A couple of years ago we thought it would be cute to cut down and transport one of our black cypress pines to friends in Sydney, as a novelty Christmas tree/present.
The four-hour trip stripped the needles off the branches, and we arrived with a bare specimen.
Next week we cut down another one and tried again.
This time we took precautions to protect the little tree, so it arrived intact. But apparently the day after being installed it started going brown and was quite dead by around December 15.
Now we enjoy our trees in situ, Christmas or not, and when they curl up their toes all is not lost.
Four old forked branches we found while scrounging for firewood have been assembled upside down next to the house.
They are the Wood family, and are nude. The 'old man' is quite obvious in his maleness, the 'young bloke' has only started developing, and then there are the females.
Down at the creek some casuarinas had the lack of foresight to take root on a temporary island.
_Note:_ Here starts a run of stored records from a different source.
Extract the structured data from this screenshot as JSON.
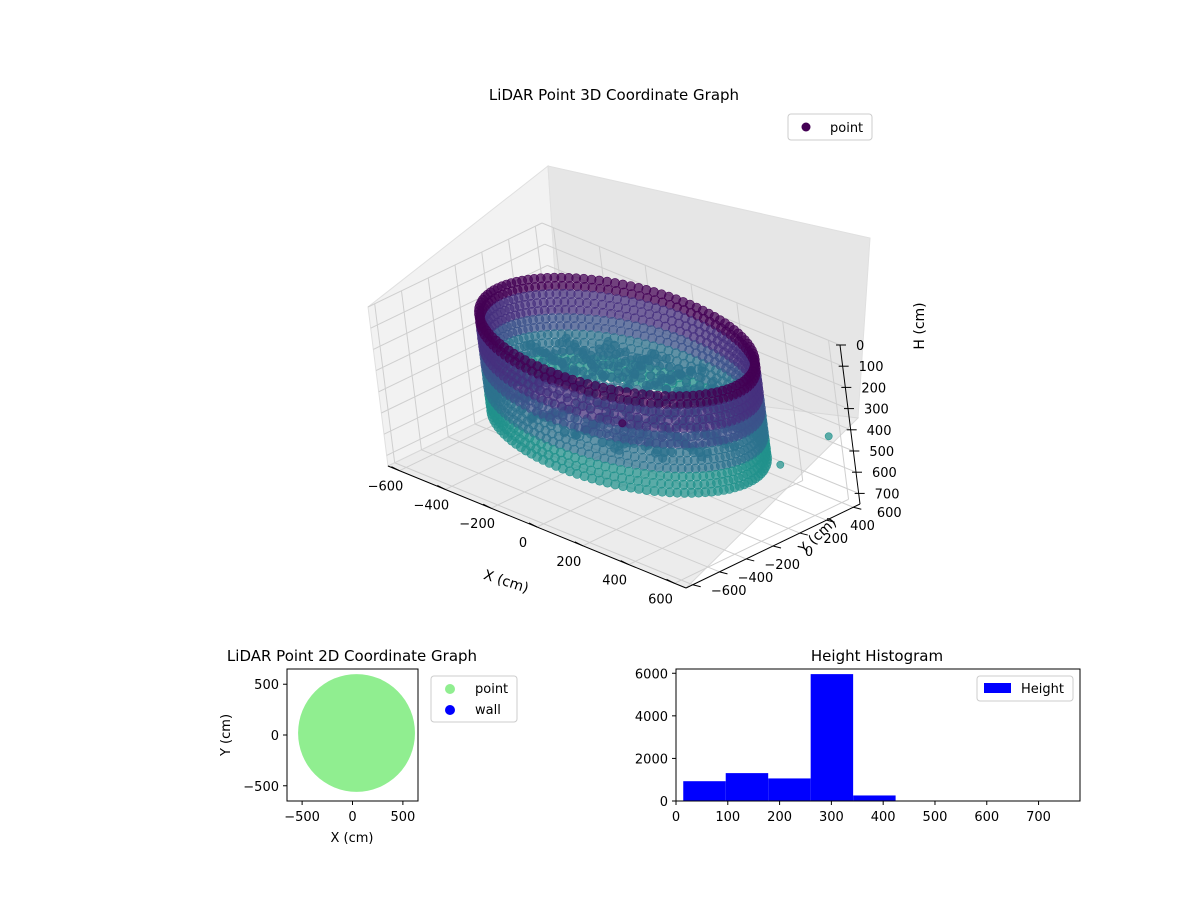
{
  "chart_data": [
    {
      "type": "scatter",
      "title": "LiDAR Point 3D Coordinate Graph",
      "xlabel": "X (cm)",
      "ylabel": "Y (cm)",
      "zlabel": "H (cm)",
      "xlim": [
        -650,
        650
      ],
      "ylim": [
        -650,
        650
      ],
      "zlim": [
        750,
        0
      ],
      "x_ticks": [
        "−600",
        "−400",
        "−200",
        "0",
        "200",
        "400",
        "600"
      ],
      "y_ticks": [
        "−600",
        "−400",
        "−200",
        "0",
        "200",
        "400",
        "600"
      ],
      "z_ticks": [
        "0",
        "100",
        "200",
        "300",
        "400",
        "500",
        "600",
        "700"
      ],
      "legend": [
        "point"
      ],
      "legend_position": "top-right",
      "colormap": "viridis",
      "grid": true,
      "structure": {
        "wall_radius": 520,
        "wall_center": [
          40,
          20
        ],
        "wall_top_h": 40,
        "wall_bottom_h": 500,
        "floor_h": 330,
        "mound_center": [
          -120,
          -180
        ],
        "mound_peak_h": 220,
        "outliers": [
          [
            420,
            -600,
            90
          ],
          [
            410,
            -320,
            250
          ],
          [
            630,
            520,
            400
          ],
          [
            600,
            200,
            450
          ]
        ]
      },
      "series": [
        {
          "name": "point",
          "color": "#440154"
        }
      ]
    },
    {
      "type": "scatter",
      "title": "LiDAR Point 2D Coordinate Graph",
      "xlabel": "X (cm)",
      "ylabel": "Y (cm)",
      "xlim": [
        -650,
        650
      ],
      "ylim": [
        -650,
        650
      ],
      "x_ticks": [
        "−500",
        "0",
        "500"
      ],
      "y_ticks": [
        "−500",
        "0",
        "500"
      ],
      "legend_position": "outside-right",
      "series": [
        {
          "name": "point",
          "color": "#90ee90",
          "center": [
            40,
            20
          ],
          "radius": 580
        },
        {
          "name": "wall",
          "color": "#0000ff",
          "values": []
        }
      ]
    },
    {
      "type": "bar",
      "title": "Height Histogram",
      "xlabel": "",
      "ylabel": "",
      "xlim": [
        0,
        780
      ],
      "ylim": [
        0,
        6200
      ],
      "x_ticks": [
        "0",
        "100",
        "200",
        "300",
        "400",
        "500",
        "600",
        "700"
      ],
      "y_ticks": [
        "0",
        "2000",
        "4000",
        "6000"
      ],
      "legend": [
        "Height"
      ],
      "legend_position": "top-right",
      "color": "#0000ff",
      "bins": [
        {
          "start": 14,
          "end": 96,
          "count": 930
        },
        {
          "start": 96,
          "end": 178,
          "count": 1310
        },
        {
          "start": 178,
          "end": 260,
          "count": 1060
        },
        {
          "start": 260,
          "end": 342,
          "count": 5960
        },
        {
          "start": 342,
          "end": 424,
          "count": 260
        },
        {
          "start": 424,
          "end": 506,
          "count": 8
        },
        {
          "start": 506,
          "end": 588,
          "count": 6
        },
        {
          "start": 588,
          "end": 670,
          "count": 5
        },
        {
          "start": 670,
          "end": 752,
          "count": 4
        }
      ]
    }
  ]
}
The flooding after occasional big rains condemned them to grow horizontally, and they died that way.
Along the ridgeline in the top paddock the gums and kurrajongs are exposed to sou'-westers, losing spectacularly large limbs, and some growing in strange shapes.
Back in the home paddock the short driveway to the house is lined by eucalypts.
One called it a day last year, and a certain hero of advanced years, to the dismay of his dear wife, managed to not meet a similar fate while removing the branches.
The resulting 10-metre high stump is now festooned with iron hoops from old wine barrels, providing a decorative sculpture of sorts.
Clint Eastwood, in the 1969 western/musical Paint Your Wagon, sang 'I Talk to the Trees'.
Talk to them or not, alive or not, they're nice to have around anytime, including Christmas.